The Lack of New Ideas
How does a major form of interaction that has certainly changed twenty-first-century life, the internet, lead to a stagnant research field that appears no different over decades? Why are there no new ideas in cybersecurity?
After nearly five months of a reckless and norm-busting conventional war in Ukraine, the cybersecurity community is still asking when the cyber war will start. When a cyber conflict did not materialize, pundits fell back on the typical claim that it was really happening, but we just couldn’t see it. The cyber war is mainly fought in the shadows, or perhaps the “Upside Down” like in Stranger Things. It’s all there, we just don’t know where to look, apparently.
For all the reported success of Ukrainian resistance, precision targeting, and coordination between forces to deny the Russians any advantage, a team of NATO scholars had the complete inability to recognize hyperbole when they claimed that “cyber-operations have been Russia’s biggest military success to date in the war in Ukraine.” Cybersecurity has main character syndrome, a term used to describe the lust for attention in the new generation, with cyber playing a key role in every story about the future of geopolitics.
This need to be the main character in a devastating war of conquest is no more apparent than in Microsoft’s series of cybersecurity reports. They note that cyber war is happening and that there is coordination between military and cyber action, with Microsoft standing as the defender between chaos and order in Ukraine.
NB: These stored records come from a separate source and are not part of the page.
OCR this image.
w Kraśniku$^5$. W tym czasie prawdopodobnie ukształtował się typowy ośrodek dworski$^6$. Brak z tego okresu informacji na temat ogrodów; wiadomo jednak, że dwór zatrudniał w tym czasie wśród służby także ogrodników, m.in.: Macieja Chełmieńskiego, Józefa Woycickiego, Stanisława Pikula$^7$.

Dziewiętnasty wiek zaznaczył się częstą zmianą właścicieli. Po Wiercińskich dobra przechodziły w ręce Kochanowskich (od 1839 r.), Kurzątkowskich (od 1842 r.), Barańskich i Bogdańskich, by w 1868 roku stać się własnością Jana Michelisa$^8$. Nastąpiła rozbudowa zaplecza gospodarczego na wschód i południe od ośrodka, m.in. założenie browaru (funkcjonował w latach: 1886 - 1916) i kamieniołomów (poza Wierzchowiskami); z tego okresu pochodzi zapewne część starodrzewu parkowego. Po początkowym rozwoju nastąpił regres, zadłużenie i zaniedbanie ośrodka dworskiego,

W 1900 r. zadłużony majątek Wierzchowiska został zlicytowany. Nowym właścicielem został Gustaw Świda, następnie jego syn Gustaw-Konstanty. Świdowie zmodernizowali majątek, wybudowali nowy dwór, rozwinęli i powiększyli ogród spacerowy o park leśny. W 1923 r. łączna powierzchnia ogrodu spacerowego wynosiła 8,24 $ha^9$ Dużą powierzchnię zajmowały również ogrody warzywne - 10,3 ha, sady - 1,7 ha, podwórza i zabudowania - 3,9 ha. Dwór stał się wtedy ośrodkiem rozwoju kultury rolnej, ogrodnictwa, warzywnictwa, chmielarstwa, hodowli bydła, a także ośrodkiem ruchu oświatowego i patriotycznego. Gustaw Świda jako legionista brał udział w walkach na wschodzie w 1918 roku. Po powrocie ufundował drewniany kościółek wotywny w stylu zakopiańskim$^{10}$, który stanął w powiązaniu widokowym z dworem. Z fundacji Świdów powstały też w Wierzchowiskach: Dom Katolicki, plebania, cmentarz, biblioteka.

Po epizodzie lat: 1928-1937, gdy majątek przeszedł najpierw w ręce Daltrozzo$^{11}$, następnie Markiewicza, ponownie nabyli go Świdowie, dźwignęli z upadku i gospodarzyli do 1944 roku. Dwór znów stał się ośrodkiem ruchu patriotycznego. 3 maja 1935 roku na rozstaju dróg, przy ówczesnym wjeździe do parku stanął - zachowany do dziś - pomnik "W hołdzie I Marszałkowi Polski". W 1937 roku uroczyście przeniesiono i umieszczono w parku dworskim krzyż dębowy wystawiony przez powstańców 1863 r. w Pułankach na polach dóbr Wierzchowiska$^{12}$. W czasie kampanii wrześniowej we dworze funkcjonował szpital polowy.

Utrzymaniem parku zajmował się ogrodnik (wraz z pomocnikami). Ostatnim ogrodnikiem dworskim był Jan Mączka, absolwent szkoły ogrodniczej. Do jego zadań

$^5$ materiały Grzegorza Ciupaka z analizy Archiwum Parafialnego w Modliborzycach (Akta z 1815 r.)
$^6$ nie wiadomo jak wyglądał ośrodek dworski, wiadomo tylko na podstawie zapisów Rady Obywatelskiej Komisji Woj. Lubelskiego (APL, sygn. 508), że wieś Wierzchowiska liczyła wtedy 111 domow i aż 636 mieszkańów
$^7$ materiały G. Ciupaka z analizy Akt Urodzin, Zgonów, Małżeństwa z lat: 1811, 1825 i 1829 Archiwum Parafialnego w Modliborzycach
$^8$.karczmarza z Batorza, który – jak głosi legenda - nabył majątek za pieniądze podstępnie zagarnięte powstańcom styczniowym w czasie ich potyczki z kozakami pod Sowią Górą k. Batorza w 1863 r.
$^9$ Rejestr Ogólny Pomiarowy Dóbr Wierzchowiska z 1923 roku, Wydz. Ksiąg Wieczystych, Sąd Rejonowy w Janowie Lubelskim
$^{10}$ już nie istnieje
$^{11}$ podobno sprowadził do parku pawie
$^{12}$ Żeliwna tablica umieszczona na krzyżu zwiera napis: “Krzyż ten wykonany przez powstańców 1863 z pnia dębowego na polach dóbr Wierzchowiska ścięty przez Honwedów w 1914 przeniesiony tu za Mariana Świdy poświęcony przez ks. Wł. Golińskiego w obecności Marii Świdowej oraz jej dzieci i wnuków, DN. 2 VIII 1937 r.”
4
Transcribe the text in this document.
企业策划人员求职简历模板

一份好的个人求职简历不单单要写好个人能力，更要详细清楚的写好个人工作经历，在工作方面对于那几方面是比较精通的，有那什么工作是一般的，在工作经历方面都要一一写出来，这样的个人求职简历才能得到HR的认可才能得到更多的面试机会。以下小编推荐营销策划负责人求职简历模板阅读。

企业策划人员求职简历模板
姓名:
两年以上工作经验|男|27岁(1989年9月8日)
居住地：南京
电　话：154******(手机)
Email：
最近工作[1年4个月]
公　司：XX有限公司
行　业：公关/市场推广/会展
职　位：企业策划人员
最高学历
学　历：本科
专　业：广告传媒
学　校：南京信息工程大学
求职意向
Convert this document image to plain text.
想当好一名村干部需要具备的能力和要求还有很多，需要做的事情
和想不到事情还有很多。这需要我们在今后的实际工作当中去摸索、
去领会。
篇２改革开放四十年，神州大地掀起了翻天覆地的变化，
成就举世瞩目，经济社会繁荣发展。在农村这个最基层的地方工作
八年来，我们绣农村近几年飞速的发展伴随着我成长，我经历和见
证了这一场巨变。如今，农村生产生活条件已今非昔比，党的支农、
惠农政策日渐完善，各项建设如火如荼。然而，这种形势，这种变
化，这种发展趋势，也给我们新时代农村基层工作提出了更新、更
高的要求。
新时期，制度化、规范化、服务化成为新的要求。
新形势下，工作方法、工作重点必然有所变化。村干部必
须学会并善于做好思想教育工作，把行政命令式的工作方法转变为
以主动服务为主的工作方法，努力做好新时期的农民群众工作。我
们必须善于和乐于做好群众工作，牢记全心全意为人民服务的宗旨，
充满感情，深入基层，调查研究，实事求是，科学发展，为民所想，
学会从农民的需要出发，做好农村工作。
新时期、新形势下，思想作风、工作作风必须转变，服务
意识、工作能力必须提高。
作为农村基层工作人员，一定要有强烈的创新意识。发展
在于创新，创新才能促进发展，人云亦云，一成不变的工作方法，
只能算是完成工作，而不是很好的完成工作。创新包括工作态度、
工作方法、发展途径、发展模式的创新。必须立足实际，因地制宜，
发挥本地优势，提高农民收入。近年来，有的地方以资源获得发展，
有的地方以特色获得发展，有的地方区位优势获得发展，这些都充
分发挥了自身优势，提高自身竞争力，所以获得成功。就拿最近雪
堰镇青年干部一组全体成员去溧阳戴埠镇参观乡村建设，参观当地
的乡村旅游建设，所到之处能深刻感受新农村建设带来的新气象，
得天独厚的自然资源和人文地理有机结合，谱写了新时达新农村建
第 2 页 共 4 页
Unfortunately, it is still not clear how Microsoft defines cyberattacks. Coordination is never demonstrated beyond a correlation between an event one day and another the next day, providing no evidence that these events are connected and centrally directed. Instead of noting the importance of the defense and providing lessons for the community, Microsoft hunts for answers to questions they presume we are asking, such as where is the cyber war?
Overcoming the Challenge
This article presents a challenge to the cybersecurity community to develop new and interesting questions. If we were playing bingo with old and discredited concepts such as cyber privateers, building public-private partnerships, offensive advantage, or the need to enable deterrence, every observer would be waving their winning card in the air. The field of cybersecurity has the strange inability to develop new questions while at the same time making “cyber” the hero of every story.
Progress only comes through new explorations of unconventional ideas. For example, instead of focusing on rural access to broadband and increasing diversity in the field, why not put things into action by trying to solve the digital redlining issue which limits access? Digital redlining is when poor and minority communities in major urban areas have limited access to broadband, severely constricting educational opportunities and creating workforce pipeline issues in the first place.
Instead of focusing on the need to achieve coercive effects in cyberspace suggesting that the cyber offense has the advantage, how about we study the impact of cyber actions on behavior first before providing strategic solutions? Precision is needed in research; investments should only come through clear evidence of an impact, all hallmarks of social science.
Without novelty, cybersecurity will continue to fail as a field. There is no progress in cybersecurity. Instead, there are frequent setbacks and academic arguments that go in circles with no clear resolution. It would be nice to feel stupid from time to time when reading the next emerging generation of cyber security scholarship. Progress here will require throwing off the shackles of expectation and searching for novelty.